Ressources offertes par les anticorps. Antisepsie naturelle. Sérothérapie et vaccination contre les infections spécifiques, en chirurgie. — La chirurgie a bénéficié, comme la médecine — quoique à un moindre degré — des connaissances acquises relativement à la réaction d’immunisation. Grâce à elles, l’art de guérir est entré en possession de méthodes rationnelles, tant prophylactiques que curatives, contre les infections.

La méthode « prophylactique » écarte l’infection ; elle ne lui permet pas de s’installer. Elle consiste dans l’emploi, par avance, des divers procédés de vaccination contre les microbes, les toxines et les venins. Le résultat en est de déterminer, chaque fois, dans le sérum du sujet, l’apparition de l’anticorps spécifique (sensibilisatrice) qui est l’instrument essentiel de la destruction du microbe et, conséquemment, de la protection de l’organisme. — La méthode « curative » ou « sérothérapie » consiste à employer, aussitôt que possible, contre l’infection déclarée, réalisée, le spécifique héroïque  : c’est, à savoir, le sérum riche en anticorps, d’un tiers animal immunisé préalablement contre l’agent infectieux.

— Le procédé prophylactique — ou de vaccination — ne trouve son application que dans le cas de quelques infections épidémiques se répandant à certains moments (choléra, typhus), ou contre des infections dont la menace est en quelque sorte permanente comme la variole. — La méthode sérothérapique convient au traitement d’infections, plus accidentelles encore, contre lesquelles il serait excessif de se prémunir par avance, telles que la diphtérie, la syphilis, et enfin les infections des plaies. C’est ainsi que l’on combat l’infection diphtérique en injectant au sujet contaminé le sérum d’un cheval immunisé par « préparation » contre le bacille diphtérique — et, conséquemment, en état d’en neutraliser et détruire la toxine.

a/ Infections spécifiques.
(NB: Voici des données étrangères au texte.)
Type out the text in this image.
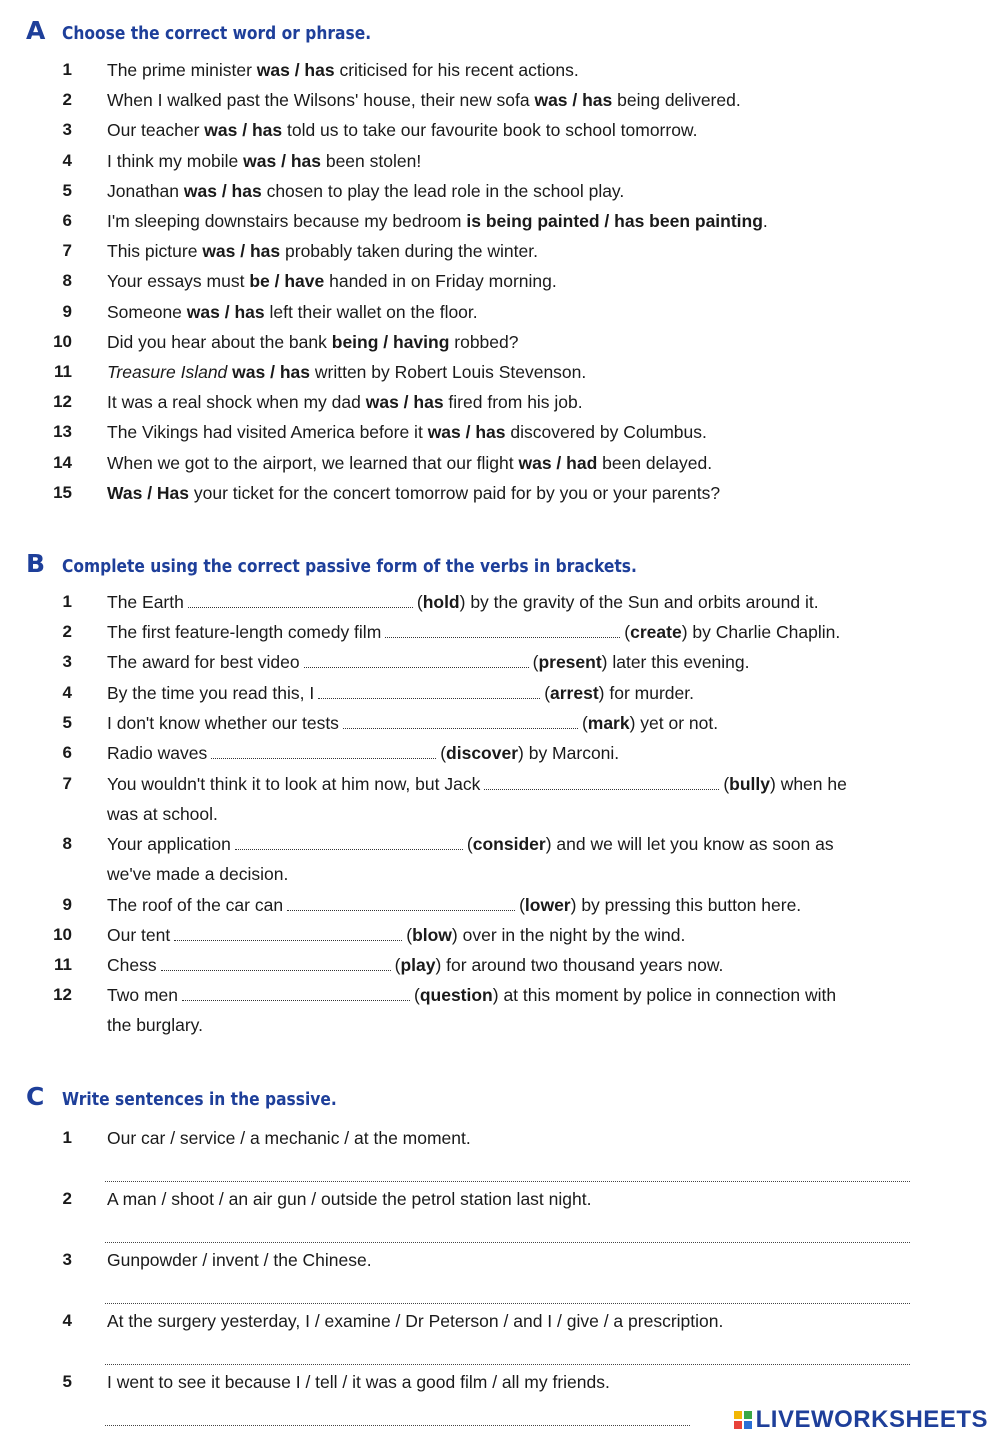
A Choose the correct word or phrase.
1 The prime minister was / has criticised for his recent actions.
2 When I walked past the Wilsons' house, their new sofa was / has being delivered.
3 Our teacher was / has told us to take our favourite book to school tomorrow.
4 I think my mobile was / has been stolen!
5 Jonathan was / has chosen to play the lead role in the school play.
6 I'm sleeping downstairs because my bedroom is being painted / has been painting.
7 This picture was / has probably taken during the winter.
8 Your essays must be / have handed in on Friday morning.
9 Someone was / has left their wallet on the floor.
10 Did you hear about the bank being / having robbed?
11 Treasure Island was / has written by Robert Louis Stevenson.
12 It was a real shock when my dad was / has fired from his job.
13 The Vikings had visited America before it was / has discovered by Columbus.
14 When we got to the airport, we learned that our flight was / had been delayed.
15 Was / Has your ticket for the concert tomorrow paid for by you or your parents?
B Complete using the correct passive form of the verbs in brackets.
1 The Earth	(hold) by the gravity of the Sun and orbits around it.
2 The first feature-length comedy film	(create) by Charlie Chaplin.
3 The award for best video	(present) later this evening.
4 By the time you read this, I	(arrest) for murder.
5 I don't know whether our tests	(mark) yet or not.
6 Radio waves	(discover) by Marconi.
7 You wouldn't think it to look at him now, but Jack	(bully) when he
was at school.
8 Your application	(consider) and we will let you know as soon as
we've made a decision.
9 The roof of the car can	(lower) by pressing this button here.
10 Our tent	(blow) over in the night by the wind.
11 Chess	(play) for around two thousand years now.
12 Two men	(question) at this moment by police in connection with
the burglary.
C Write sentences in the passive.
1 Our car / service / a mechanic / at the moment.
2 A man / shoot / an air gun / outside the petrol station last night.
3 Gunpowder / invent / the Chinese.
4 At the surgery yesterday, I / examine / Dr Peterson / and I / give / a prescription.
5 I went to see it because I / tell / it was a good film / all my friends.
LIVEWORKSHEETS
Tétanos — En ce qui concerne les plaies de guerre, la sérothérapie a trouvé son application contre l’une de leurs plus redoutables complications, le tétanos. Les travaux de Roux et Vaillard ont mis entre les mains des chirurgiens le moyen efficace d’en arrêter les ravages. Au début de la guerre, ces ravages ont été considérables parce que les réserves du précieux sérum se sont trouvées insuffisantes pour les besoins des multitudes appelées sous les armes. — Mais, bientôt, il a été remédié à cette pénurie ; et, aujourd’hui, l’injection du sérum antitétanique, faite en temps utile et renouvelée au besoin, met nos blessés à l’abri de cette cruelle maladie. Le sérum est employé en injections sous-cutanées, quelquefois veineuses. Son usage dans le traitement local des plaies est infiniment moins efficace, et, d’ailleurs, encore discuté.

— La méthode est loin d’avoir dit son dernier mot. Elle a commencé à être essayée contre d’autres infections microbiennes, parmi lesquelles la plus grave semble être la gangrène gazeuse.

b/ Vaccination contre la gangrène gazeuse. — Cette terrible infection qui a causé tant de ravages, n’est pas le fait d’une espèce microbienne unique. Elle est due à des associations de bacilles divers parmi lesquels les variétés des trois espèces anaérobies  : b. perfringens, b. œdematiens et vibrion septique sont les plus habituelles. D’autres viennent s’y ajouter, des streptocoques, en particulier. Ce mélange d’espèces plus ou moins pathogènes, trouve, dans les plaies écrasées et dilacérées, un milieu où leur virulence s’exalte à un haut degré. Leurs toxines renforcées amènent presque fatalement la mort.

Ces associations n’offrent pas les mêmes facilités pour la préparation des sérums ou des vaccins que les cultures pures de microbes strictement spécifiques, surtout lorsqu’il y a parmi eux, des espèces qui sporulent facilement. Cependant M. Weinberg a pu obtenir avec ce mélange indéterminé une sorte de vaccination microbienne qui s’est montrée efficace dans un certain nombre de cas. Il recueille le pus lui-même de la plaie  : dans cette pyoculture, il atténue, au moyen de l’iode, la virulence des toxines, et il se sert de ce liquide atténué pour vacciner, par préparation, le blessé lui-même.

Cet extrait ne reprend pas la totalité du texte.